The Scriptures of God
Christ’s resurrection also confirms the accuracy and reliability of the Word of God, and specifically of the prophecies of the OT. Preaching at the day of Pentecost, Peter speaks of the resurrection: “Whom God hath raised up, having loosed the pains of death: because it was not possible that He should be holden of it.” In what sense was it “not possible” that He should remain dead? There are many reasons why it was impossible for Him to remain in the grave, and Peter gives one here: “For David speaketh concerning Him, I foresaw the Lord always before my face, for He is on my right hand, that I should not be moved … Thou wilt not leave My soul in hell, neither wilt thou suffer Thine Holy One to see corruption” (Acts 2:24-25, 27, KJV). The Scriptures had said that He would rise again, and the resurrection has shown them to be right.
The Sphere of God
One of the great consequences of the resurrection is the blessed change that it has brought for our Lord Jesus Christ. “Knowing that Christ being raised from the dead dieth no more; death hath no more dominion over Him. For in that He died, He died unto sin once: but in that He liveth, He liveth unto God” (Rom 6:9-10, KJV). We can scarcely begin to contemplate what it must have meant for Him to voluntarily enter that sphere where death has dominion. In doing so, He dealt fully and conclusively with sin. Thus He only died “once,” and, having been raised, He “dieth no more.” No longer is He in the realm where death has mastery, but in the sphere of resurrection life, which, bless God, will never end.
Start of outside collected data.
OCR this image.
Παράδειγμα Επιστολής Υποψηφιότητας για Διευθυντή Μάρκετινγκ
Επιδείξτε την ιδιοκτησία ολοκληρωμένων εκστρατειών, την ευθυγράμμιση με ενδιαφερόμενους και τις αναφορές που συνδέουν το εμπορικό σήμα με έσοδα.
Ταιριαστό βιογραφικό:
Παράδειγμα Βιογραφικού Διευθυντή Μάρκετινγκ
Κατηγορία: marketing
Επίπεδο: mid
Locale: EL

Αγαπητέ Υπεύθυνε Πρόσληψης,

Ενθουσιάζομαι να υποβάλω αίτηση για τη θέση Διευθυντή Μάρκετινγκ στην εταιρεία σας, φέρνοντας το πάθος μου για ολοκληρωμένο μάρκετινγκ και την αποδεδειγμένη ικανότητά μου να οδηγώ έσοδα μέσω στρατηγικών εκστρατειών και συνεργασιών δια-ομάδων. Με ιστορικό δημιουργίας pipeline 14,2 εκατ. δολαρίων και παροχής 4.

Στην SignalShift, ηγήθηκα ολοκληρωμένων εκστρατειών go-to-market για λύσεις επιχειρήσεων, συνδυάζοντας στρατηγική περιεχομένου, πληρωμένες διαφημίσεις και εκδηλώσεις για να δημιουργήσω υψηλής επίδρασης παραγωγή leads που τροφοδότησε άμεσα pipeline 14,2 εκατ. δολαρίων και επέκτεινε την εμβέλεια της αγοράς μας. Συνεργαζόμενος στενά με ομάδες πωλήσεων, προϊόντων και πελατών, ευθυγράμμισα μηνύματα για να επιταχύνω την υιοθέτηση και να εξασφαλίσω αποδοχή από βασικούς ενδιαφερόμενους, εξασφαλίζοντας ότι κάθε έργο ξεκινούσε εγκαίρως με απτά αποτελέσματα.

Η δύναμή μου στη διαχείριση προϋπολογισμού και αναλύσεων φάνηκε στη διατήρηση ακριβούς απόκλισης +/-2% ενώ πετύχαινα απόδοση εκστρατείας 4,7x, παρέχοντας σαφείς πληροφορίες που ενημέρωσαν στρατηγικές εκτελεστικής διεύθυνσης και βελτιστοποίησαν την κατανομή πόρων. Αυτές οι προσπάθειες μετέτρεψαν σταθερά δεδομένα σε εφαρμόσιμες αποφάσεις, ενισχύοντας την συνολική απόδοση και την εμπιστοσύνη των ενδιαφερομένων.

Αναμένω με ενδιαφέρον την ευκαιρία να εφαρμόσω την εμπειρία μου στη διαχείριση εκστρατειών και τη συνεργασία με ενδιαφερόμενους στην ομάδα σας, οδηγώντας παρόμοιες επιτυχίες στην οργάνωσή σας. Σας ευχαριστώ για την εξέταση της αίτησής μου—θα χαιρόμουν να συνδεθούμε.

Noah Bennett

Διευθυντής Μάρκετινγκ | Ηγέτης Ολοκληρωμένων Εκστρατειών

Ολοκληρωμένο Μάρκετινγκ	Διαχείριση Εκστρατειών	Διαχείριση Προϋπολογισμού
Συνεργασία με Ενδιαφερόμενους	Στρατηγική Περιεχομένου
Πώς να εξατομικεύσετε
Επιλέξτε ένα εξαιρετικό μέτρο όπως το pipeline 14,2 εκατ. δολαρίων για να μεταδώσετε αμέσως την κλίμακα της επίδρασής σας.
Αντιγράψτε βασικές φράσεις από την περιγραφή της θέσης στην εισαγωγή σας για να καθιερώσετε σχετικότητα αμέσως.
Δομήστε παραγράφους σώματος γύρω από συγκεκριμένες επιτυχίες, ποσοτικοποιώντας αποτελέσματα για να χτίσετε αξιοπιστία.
What joy it must have brought to His heart to forever depart from the realm that is associated with sin and death into that of endless life, a life lived unto God.
The Sovereignty of God
In Revelation 1:18, the risen Lord reaffirms the fact that He has risen, never to die again. “I am He that liveth, and was dead; and, behold, I am alive for evermore” (KJV). However, He goes on to give a consequence of this. Not only has He been forever removed from the sphere of death, but He is the One who has control over it, and what follows after it: “… and have the keys of hell and of death.” Having the “keys” signifies His authority. Death and destiny are all under His sovereignty. This will be exercised fully in the future, for He is the One who will raise the dead. But that is a subject for a future article, in the will of the Lord.
Having looked at some consequences of the resurrection for divine Persons, we will go on next month, God Willing, to look at consequences for us.